L'ART DOIT-IL FAIRE ÉVÉNEMENT ?


Deux jours entiers au banquet du CIPAC (Congrès interprofessionnel de l'art contemporain) les 29 et 30 novembre, et une digestion étonnamment mitigée.

Le menu tel qu'énoncé dans la présentation du programme des tables rondes était alléchant : "... La traditionnelle exigence de partage démocratique... des oeuvres s'est vue progressivement doublée par une demande de visibilité et de rentabilité... Cet impératif du "faire événement" conditionne désormais bien souvent le fonctionnement des stuctures artistiques..."

N'ayant pas le don d'ubiquité nous n'avons pu nous "inviter" qu'à 4 tables (sur 18). Sur la vingtaine d'intervenants que nous avons entendus, seuls 3 ont été vraiment à la hauteur de nos appétits pour la qualité de leur analyse des problèmes RÉELS qui se posent à TOUS les acteurs de la chaîne de l'Art contemporain. Pour les autres nous sommes passés d'une gourmandise certaine lorsque de trop rares responsables de structures ont critiqué les "véritables" dispositifs d'exercice de pouvoir - de remplissage de cerveaux tenus pour vides - trop souvent mis en place entre le couple artiste-oeuvre et le public en lieu et place d'un authentique accès à une information vierge de tout à priori, critiqué les contraintes absolues de visibilité et de rentabilité qu'ils craignent voir, à très court terme, devenir l'unique norme de leur "mission", à d'agaçants haut-le-coeur devant le manque de goût de certaines soupes nombrilesques assaisonnées d'auto promotion.

Pour nous, quel comble que les 3 intervenants les plus éminemment dignes d'avoir pris la parole aient été 2 philosophes et une élue et que les "institutionnels" ouverts aux problèmes RÉELS qui se posent à TOUS soient apparus si rares !

Insipides trop souvent, les interventions, et le débat, quand il a eu lieu, nous ont cependant réservé quelques roboratives surprises.

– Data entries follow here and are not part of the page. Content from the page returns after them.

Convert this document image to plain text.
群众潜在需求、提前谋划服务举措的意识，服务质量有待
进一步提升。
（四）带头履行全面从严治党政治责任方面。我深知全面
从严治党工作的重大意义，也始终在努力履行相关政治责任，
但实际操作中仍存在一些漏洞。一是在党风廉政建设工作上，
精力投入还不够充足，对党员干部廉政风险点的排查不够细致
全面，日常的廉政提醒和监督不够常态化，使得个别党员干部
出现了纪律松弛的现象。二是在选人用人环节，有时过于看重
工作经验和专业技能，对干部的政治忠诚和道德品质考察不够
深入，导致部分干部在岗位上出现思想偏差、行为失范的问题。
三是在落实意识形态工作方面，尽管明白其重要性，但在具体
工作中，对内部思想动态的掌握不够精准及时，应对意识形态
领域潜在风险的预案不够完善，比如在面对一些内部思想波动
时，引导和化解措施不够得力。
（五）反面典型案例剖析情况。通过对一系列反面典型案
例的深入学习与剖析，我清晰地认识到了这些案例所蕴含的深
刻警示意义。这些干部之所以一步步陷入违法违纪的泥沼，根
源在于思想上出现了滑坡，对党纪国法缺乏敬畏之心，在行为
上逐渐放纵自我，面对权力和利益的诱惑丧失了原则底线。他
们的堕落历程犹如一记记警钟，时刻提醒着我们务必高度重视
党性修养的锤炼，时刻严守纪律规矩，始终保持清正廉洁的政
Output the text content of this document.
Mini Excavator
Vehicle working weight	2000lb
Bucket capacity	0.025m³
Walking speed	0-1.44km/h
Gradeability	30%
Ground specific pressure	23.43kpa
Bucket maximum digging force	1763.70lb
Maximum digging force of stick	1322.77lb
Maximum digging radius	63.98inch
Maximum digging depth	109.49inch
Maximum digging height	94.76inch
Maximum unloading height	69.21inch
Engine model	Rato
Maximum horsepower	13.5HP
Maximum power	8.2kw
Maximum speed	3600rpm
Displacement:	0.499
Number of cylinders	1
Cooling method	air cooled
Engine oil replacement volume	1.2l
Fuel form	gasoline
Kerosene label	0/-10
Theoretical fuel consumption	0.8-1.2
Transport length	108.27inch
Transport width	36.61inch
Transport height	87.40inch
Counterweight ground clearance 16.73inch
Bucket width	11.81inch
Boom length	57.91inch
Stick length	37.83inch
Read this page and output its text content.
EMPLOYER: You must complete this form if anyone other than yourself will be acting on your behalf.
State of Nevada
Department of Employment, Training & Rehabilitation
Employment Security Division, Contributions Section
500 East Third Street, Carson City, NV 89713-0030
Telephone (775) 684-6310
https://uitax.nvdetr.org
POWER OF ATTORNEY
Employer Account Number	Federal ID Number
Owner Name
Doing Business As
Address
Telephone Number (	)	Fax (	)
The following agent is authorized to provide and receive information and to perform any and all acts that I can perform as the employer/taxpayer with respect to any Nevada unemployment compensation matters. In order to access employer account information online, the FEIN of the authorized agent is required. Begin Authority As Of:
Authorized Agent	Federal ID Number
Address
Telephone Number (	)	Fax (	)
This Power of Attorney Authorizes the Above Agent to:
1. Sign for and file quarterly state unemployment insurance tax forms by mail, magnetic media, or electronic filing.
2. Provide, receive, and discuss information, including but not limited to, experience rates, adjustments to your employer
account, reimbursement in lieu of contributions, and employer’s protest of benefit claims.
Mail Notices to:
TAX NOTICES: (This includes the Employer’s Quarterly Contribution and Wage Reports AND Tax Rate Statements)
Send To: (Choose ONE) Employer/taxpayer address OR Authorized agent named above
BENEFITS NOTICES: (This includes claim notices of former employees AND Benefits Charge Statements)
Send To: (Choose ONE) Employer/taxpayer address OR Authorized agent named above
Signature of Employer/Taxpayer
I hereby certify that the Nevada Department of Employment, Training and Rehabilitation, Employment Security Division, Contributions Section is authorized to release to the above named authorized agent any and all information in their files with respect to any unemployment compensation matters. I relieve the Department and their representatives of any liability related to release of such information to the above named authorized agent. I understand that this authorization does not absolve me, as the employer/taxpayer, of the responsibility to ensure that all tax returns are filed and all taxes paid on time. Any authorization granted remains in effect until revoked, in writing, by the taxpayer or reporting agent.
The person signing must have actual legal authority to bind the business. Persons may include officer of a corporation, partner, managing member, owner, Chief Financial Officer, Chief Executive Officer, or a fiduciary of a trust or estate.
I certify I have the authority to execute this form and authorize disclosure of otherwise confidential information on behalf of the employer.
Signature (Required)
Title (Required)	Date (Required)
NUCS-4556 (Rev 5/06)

Nous avons apprécié que d'aucuns osent affirmer à plusieurs reprises que la création au présent ne peut se concevoir sans une connaissance du passé ; craindre que nous ne soyons déjà terriblement avancés sur le chemin qui mène "... de la culture à l'industrie culturelle..." qui privilégie "... le spectacle..." au détriment de "... la diffusion lente..." ; regretter que trop souvent aujourd'hui l'on "... crée le contenu dans l'événement, et non l'événement autour du contenu..." et que "... [le] faire savoir est devenu plus important que [le] faire..."

La communication de synthèse, faite par un artiste (tiens tiens !), nous a quelque peu redonné foi en ce genre de manifestation (pour les tables rondes auxquelles nous avons assisté elle a été sincère) et elle a eu le mérite d'être simple et claire, le mérite aussi d'être présentée sous forme de questions, et à ce titre nous espérons qu'elle sera bientôt disponible pour tous en imprimé et sur Internet (www.cipac.net) ; questions nombreuses et essentielles, vraies questions qui se posent aujourd'hui à tous ceux qui ne font pas que "... l'espace du regard est rempli de paroles...", et non prêche prônant de fausses conclusions pré-établies par ceux qui sont incapables d'entendre cette phrase, pour nous cruciale, prononcée par un intervenant : "On ne sait pas aujourd'hui ce dont nos descendants auront besoin pour se comprendre eux-mêmes.", phrase qui pour nous résume ce qui devrait sous-tendre toute réflexion relative à l'art contemporain.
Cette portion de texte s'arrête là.